Yearning for the Infinite

Yearning for the Infinite

Max Cooper’s productions have always been evocative of the sublime; early on, even his most floor-focused EPs swung for the fences, wrapping minimal techno’s intricate drum programming in big, bold synths of a resolutely maximalist character. Over the years, the UK electronic musician, who holds a PhD in computational biology, has scaled up both his sound and his vision, tackling the laws of physics on Emergence and the nature of human identity on One Hundred Billion Sparks. Yearning for the Infinite shoots for the stratosphere and beyond: Commissioned by London’s Barbican, it represents an investigation into humanity’s long-standing fascination with boundlessness itself. Giving shape to the unimaginable is no easy task, but Cooper’s talents serve him well: He traces a broad arc, building from gaseous ambient toward throbbing rhythms of increasing complexity—a timeline, perhaps, from the origins of the universe to the birth of artificial life.

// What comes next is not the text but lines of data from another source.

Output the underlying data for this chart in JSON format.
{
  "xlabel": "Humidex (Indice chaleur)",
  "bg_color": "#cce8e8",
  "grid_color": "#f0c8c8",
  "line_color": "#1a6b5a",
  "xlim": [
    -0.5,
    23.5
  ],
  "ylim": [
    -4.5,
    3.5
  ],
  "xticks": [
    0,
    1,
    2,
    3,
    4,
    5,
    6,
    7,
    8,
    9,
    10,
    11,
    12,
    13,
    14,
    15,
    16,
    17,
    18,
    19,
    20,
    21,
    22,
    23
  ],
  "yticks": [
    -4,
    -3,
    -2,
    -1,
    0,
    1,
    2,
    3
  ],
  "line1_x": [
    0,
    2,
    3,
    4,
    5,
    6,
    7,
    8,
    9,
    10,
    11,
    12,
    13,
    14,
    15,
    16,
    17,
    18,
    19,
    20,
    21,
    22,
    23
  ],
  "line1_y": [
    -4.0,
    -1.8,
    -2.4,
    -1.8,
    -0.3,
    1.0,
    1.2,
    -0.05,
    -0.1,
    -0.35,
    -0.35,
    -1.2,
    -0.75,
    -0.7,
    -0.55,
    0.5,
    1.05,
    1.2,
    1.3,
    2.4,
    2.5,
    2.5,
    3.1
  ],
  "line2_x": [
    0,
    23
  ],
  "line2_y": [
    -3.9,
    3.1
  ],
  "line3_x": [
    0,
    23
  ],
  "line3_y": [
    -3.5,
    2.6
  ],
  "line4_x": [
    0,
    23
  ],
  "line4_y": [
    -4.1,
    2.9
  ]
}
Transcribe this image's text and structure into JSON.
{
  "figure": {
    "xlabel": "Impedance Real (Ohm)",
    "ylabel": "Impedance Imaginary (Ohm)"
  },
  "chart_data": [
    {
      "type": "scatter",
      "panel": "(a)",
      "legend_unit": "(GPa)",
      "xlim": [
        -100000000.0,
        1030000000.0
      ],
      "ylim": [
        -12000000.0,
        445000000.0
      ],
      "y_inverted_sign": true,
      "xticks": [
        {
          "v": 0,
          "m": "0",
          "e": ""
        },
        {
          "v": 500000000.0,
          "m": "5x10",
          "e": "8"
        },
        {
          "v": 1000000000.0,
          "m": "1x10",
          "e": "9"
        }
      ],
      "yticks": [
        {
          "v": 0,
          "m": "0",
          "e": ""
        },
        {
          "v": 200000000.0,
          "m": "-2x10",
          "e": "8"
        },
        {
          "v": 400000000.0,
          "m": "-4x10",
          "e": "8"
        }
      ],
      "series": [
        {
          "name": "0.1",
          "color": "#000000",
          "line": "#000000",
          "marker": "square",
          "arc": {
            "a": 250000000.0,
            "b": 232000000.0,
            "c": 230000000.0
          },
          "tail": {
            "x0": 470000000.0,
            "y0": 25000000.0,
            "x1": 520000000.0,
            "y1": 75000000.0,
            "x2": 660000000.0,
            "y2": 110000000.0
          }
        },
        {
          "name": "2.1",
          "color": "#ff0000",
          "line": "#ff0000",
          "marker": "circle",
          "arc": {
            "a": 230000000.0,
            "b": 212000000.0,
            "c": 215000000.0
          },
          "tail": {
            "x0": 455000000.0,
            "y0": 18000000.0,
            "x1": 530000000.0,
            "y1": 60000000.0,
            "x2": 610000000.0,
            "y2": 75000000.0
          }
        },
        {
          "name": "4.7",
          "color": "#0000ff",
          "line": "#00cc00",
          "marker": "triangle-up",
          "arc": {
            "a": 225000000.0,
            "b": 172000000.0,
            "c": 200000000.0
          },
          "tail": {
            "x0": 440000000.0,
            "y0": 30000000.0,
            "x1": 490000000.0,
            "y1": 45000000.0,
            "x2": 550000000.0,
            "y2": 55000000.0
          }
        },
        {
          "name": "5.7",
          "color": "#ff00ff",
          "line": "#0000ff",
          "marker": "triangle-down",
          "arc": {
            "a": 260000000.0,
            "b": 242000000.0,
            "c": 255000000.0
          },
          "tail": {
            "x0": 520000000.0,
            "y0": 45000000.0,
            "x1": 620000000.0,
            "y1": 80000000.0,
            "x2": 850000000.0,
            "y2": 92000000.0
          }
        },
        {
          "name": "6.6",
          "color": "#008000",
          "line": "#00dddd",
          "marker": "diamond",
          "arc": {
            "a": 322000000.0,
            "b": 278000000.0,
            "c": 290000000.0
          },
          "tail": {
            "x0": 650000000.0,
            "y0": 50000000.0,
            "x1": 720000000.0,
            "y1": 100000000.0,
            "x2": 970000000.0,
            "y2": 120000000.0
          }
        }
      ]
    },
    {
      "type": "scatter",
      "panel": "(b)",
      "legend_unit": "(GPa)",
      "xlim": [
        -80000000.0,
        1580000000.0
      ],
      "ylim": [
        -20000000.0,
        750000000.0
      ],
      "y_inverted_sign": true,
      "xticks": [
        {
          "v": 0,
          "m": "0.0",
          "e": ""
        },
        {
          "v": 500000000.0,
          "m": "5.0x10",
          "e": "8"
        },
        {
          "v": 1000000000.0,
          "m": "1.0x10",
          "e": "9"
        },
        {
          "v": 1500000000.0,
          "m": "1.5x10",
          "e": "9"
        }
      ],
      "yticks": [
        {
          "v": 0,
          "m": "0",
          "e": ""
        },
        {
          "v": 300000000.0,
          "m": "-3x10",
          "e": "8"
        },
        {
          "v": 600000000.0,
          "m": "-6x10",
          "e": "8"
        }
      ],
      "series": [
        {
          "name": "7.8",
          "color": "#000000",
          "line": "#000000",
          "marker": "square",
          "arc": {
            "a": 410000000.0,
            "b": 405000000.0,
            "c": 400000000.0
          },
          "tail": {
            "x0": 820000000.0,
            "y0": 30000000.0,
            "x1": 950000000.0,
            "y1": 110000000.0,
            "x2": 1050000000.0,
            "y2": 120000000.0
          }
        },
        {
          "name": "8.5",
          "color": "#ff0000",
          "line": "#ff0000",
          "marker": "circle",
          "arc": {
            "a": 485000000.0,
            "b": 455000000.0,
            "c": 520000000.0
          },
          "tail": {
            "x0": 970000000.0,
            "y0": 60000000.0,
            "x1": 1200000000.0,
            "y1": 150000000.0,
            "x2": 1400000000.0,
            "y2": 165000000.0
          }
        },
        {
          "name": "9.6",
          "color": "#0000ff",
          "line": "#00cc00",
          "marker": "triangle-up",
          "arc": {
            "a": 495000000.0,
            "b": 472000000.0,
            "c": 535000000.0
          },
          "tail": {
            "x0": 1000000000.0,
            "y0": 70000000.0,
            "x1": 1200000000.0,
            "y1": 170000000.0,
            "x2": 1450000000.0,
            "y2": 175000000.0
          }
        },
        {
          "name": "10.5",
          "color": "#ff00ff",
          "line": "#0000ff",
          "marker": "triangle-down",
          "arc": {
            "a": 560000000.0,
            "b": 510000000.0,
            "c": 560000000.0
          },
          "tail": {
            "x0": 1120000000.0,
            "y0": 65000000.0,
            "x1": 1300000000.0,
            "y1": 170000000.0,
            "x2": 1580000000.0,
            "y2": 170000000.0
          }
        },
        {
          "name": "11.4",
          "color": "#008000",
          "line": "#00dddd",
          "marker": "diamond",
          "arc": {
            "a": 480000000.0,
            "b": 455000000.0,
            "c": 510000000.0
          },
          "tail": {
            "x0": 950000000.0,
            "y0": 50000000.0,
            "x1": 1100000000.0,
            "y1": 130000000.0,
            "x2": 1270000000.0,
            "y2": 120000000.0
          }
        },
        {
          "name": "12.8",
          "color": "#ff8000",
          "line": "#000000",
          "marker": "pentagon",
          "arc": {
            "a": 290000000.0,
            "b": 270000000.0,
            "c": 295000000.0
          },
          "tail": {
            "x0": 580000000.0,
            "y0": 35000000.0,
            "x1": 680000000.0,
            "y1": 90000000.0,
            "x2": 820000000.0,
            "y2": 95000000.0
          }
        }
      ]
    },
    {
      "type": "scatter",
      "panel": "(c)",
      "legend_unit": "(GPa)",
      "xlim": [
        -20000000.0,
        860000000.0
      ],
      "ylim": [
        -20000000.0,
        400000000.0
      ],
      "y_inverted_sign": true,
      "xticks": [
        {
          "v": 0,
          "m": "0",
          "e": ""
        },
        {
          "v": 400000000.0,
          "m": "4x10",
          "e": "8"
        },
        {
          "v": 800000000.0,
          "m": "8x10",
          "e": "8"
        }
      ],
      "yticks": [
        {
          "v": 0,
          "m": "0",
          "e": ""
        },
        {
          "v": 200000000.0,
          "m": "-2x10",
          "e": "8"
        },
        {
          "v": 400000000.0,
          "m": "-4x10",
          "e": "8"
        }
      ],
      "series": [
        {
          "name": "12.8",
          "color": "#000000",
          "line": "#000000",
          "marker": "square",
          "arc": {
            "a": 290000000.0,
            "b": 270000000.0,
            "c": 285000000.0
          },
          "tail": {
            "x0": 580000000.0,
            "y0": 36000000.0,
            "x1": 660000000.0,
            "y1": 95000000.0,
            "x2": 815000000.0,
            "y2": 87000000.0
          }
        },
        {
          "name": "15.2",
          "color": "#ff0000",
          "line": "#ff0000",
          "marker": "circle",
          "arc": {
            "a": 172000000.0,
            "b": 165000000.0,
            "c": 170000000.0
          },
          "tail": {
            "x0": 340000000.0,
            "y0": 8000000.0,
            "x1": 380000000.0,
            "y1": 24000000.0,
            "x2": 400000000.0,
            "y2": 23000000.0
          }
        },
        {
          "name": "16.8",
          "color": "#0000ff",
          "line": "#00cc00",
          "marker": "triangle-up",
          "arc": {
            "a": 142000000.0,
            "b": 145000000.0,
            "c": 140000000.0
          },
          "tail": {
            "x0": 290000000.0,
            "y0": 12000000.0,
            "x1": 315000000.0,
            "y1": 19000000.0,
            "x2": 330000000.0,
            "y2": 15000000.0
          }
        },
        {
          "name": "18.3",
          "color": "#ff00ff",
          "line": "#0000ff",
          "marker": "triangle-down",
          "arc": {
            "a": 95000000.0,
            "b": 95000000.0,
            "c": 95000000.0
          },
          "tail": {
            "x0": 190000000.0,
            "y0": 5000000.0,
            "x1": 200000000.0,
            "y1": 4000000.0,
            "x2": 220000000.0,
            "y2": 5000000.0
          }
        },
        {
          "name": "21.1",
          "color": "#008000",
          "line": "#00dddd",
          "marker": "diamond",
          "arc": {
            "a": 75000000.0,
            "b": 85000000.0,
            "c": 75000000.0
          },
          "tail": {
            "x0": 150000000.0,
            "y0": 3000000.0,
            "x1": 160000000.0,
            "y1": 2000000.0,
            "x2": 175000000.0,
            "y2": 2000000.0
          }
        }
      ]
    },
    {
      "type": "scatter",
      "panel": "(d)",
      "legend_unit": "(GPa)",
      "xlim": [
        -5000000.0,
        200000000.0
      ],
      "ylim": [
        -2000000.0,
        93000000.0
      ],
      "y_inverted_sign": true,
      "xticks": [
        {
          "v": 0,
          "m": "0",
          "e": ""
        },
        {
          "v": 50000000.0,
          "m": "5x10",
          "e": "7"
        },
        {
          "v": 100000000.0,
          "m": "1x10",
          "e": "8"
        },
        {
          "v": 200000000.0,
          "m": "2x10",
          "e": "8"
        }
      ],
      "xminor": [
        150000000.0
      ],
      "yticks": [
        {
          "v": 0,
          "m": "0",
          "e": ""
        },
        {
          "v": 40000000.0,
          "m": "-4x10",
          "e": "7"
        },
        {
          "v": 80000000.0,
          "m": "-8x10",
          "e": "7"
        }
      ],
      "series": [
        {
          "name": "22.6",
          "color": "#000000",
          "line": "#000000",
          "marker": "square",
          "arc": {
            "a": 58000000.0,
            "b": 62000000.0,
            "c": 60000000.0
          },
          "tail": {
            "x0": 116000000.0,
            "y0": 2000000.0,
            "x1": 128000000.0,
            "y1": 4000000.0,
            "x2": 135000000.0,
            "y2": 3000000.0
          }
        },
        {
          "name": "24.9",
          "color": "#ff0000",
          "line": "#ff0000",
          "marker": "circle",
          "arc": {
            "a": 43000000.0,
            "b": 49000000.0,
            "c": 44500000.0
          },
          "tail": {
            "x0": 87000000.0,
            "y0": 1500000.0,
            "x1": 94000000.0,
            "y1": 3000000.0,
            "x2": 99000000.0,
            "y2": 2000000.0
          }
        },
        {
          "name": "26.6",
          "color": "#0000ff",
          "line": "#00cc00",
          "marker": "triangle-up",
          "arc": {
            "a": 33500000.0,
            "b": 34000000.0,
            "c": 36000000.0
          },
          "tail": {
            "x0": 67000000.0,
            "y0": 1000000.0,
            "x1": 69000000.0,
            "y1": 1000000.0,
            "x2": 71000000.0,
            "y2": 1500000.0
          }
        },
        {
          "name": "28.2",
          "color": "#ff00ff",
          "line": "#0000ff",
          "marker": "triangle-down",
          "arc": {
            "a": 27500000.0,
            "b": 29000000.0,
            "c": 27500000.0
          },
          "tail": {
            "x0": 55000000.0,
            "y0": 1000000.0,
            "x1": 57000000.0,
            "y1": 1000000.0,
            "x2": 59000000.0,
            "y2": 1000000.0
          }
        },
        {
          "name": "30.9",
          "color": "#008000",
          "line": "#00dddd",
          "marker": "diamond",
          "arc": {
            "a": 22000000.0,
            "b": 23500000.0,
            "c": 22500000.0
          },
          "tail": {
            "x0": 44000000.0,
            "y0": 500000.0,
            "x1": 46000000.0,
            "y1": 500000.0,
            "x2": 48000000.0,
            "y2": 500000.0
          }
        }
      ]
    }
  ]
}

In “Scalar,” Alison Moyet’s voice is diced and layered over a lithe drum ’n’ bass rhythm, all of it teetering on the edge of chaos; the percolating synths of “Transcendental Tree Map” sound like sentient data points testing their limbs for the first time. In “A Fleeting Life,” the Scottish folk singer and author James Yorkston recites a brief poem that links the mysteries of the world to the hidden reaches of the human experience. “A droplet falls to perfection,” he intones, as Cooper’s synths glow like a distant galaxy. “And if we are lucky, we have grace.” For all its ambition, Yearning for the Infinite remains remarkably restrained and supremely relatable.